Like Wood's book, Old Turtle, this story is more for adults than for the children they'll read it too - the illustrations (a different illustrator) are beautiful, using soft autumn watercolor tones to illustrate grandfather as he speaks with his grandchild about nature, spirit and the connection all people have to one another. Essentially this is a book about loss, dying and eternal life. It can be a beginning point for a discussion with older children (ages 8 - 16 or so) who have experienced a loss of any beloved friend or family member. If I had grandchildren, I'd want to have the hardcover book available for them to read. The book is written to offer room for people of nearly any faith (even agnostics) to begin a discussion the meaning of life and dying.

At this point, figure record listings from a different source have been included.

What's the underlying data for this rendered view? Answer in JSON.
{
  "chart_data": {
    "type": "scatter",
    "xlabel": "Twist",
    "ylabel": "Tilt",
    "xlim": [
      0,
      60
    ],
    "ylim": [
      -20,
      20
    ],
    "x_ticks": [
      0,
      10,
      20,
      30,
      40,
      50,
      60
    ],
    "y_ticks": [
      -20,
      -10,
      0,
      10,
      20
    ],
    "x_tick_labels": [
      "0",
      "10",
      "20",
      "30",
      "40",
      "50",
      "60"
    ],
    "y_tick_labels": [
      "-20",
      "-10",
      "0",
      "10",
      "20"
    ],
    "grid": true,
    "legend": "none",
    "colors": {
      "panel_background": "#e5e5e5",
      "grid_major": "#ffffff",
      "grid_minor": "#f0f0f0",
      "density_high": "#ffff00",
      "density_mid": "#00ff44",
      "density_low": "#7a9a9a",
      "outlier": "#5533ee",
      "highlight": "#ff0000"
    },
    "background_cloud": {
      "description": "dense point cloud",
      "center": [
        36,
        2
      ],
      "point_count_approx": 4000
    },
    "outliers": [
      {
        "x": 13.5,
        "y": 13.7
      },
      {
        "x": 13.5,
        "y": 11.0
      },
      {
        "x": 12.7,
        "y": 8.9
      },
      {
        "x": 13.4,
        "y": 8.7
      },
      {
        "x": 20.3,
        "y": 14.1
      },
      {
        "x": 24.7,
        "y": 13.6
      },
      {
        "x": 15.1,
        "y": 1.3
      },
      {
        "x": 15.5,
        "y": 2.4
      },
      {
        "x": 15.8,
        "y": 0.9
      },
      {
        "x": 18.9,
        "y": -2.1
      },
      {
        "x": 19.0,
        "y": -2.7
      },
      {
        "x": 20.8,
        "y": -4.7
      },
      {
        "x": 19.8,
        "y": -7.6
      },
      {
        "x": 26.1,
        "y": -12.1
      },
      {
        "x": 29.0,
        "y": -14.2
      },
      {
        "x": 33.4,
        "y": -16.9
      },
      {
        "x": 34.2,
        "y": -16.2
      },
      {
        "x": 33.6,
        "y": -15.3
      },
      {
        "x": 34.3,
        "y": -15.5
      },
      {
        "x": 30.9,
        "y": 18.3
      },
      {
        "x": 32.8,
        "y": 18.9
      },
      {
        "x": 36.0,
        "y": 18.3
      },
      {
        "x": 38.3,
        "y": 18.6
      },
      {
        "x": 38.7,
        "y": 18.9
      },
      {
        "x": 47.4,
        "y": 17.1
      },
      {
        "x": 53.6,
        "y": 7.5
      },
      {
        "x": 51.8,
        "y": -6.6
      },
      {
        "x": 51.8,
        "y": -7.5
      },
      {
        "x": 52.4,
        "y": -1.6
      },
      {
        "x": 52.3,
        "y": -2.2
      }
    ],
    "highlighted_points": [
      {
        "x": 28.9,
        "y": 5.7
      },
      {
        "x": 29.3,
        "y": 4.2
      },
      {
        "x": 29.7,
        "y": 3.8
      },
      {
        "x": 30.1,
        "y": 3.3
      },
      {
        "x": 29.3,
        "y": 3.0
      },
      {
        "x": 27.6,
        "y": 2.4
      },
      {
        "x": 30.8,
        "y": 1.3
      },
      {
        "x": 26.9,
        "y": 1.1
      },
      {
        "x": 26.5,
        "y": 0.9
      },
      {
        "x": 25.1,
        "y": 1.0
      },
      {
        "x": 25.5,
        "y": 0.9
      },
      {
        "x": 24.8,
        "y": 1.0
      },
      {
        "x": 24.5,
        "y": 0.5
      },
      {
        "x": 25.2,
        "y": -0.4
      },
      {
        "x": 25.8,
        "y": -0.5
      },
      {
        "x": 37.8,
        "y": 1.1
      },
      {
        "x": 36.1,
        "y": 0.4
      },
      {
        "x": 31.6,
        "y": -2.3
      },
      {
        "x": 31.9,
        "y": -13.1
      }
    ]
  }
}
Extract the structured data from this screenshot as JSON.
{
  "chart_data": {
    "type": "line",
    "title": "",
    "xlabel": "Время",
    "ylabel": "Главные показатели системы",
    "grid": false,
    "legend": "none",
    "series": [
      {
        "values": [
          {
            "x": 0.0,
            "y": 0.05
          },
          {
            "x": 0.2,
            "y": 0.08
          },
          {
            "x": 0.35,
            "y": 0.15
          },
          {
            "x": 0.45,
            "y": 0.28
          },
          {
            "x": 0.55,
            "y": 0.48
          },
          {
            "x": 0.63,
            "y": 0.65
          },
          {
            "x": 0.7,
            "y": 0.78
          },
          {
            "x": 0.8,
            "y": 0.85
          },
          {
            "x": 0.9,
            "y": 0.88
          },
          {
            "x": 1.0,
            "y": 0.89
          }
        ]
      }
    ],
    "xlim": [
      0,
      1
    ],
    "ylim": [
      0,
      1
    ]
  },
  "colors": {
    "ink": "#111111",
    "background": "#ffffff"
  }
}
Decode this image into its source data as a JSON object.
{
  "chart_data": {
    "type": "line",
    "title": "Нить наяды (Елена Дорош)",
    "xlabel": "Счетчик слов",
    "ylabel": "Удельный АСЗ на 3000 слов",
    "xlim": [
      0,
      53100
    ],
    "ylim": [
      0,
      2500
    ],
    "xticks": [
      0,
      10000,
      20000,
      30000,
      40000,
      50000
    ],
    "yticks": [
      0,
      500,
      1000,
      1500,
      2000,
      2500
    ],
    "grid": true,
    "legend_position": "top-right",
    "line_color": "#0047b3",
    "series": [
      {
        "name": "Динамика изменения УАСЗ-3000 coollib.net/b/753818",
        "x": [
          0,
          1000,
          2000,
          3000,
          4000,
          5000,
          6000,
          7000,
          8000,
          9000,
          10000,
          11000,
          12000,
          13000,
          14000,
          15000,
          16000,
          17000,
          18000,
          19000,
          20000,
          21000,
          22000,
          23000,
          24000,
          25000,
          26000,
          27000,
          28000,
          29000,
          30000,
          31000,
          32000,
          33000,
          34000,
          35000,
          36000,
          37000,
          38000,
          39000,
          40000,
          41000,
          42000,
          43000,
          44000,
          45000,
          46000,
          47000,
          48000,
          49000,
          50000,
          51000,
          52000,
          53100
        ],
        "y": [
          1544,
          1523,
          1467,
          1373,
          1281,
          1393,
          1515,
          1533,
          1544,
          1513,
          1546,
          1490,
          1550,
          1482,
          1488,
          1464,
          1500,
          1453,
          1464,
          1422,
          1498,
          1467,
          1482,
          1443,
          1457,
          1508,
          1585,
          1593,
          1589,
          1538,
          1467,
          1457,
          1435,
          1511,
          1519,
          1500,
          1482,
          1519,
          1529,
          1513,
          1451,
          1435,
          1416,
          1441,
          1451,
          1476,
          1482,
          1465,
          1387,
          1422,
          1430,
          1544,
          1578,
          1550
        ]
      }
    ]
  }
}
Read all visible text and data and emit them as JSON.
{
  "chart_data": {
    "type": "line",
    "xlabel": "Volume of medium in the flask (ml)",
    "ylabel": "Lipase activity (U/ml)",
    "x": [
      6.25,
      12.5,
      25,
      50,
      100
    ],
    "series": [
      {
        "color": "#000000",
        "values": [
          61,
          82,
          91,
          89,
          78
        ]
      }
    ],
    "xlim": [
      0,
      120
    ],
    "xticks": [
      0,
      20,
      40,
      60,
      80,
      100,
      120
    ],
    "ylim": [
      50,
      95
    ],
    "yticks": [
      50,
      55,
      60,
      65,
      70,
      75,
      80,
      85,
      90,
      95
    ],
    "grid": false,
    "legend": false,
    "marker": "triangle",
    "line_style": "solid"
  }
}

I read this book five times in the first week I borrowed it from a library. It has a lot of depth and is appealing to different ages. My 9 year old read it out loud and really enjoyed it. I run a junior church and the way it explains prayer in all it's different guises was one of the best I've read. Also how the grandson is helped to cope with the loss of his grandad is beautifully explained. The illustrations are very special too. This is definitely a book to buy and would be a lovely gift.
This book is truly one of a kind. The illustrations alone are worth buying it for - they are immediate enough to appeal to young children and detailed enough to appeal to older children and adults. The book explores the relationship between a boy and his grandfather as they discuss prayer in its many forms. It is a book to appeal to all religous traditions as it is ecumenical. It also sensitively explores the subject of death and rememberance. I found the book deeply moving - yet it was simple enough for my 4 year old son to enjoy. Worth ordering even if you don't have any children to read it to!
This beautifully illustrated short story for children conveys the thoughts and feelings of a young boy exploring the subject of prayer with his grandfather. The subject is approached in an ecumenical way and, despite being an atheist, I found it profoundly moving.
A beautiful, thoughtful book - a place to think about prayer that connects with nature, and deals with loss. Gentle,simple,liberating. I don't know of many books like it. For those with traditional faith, or not.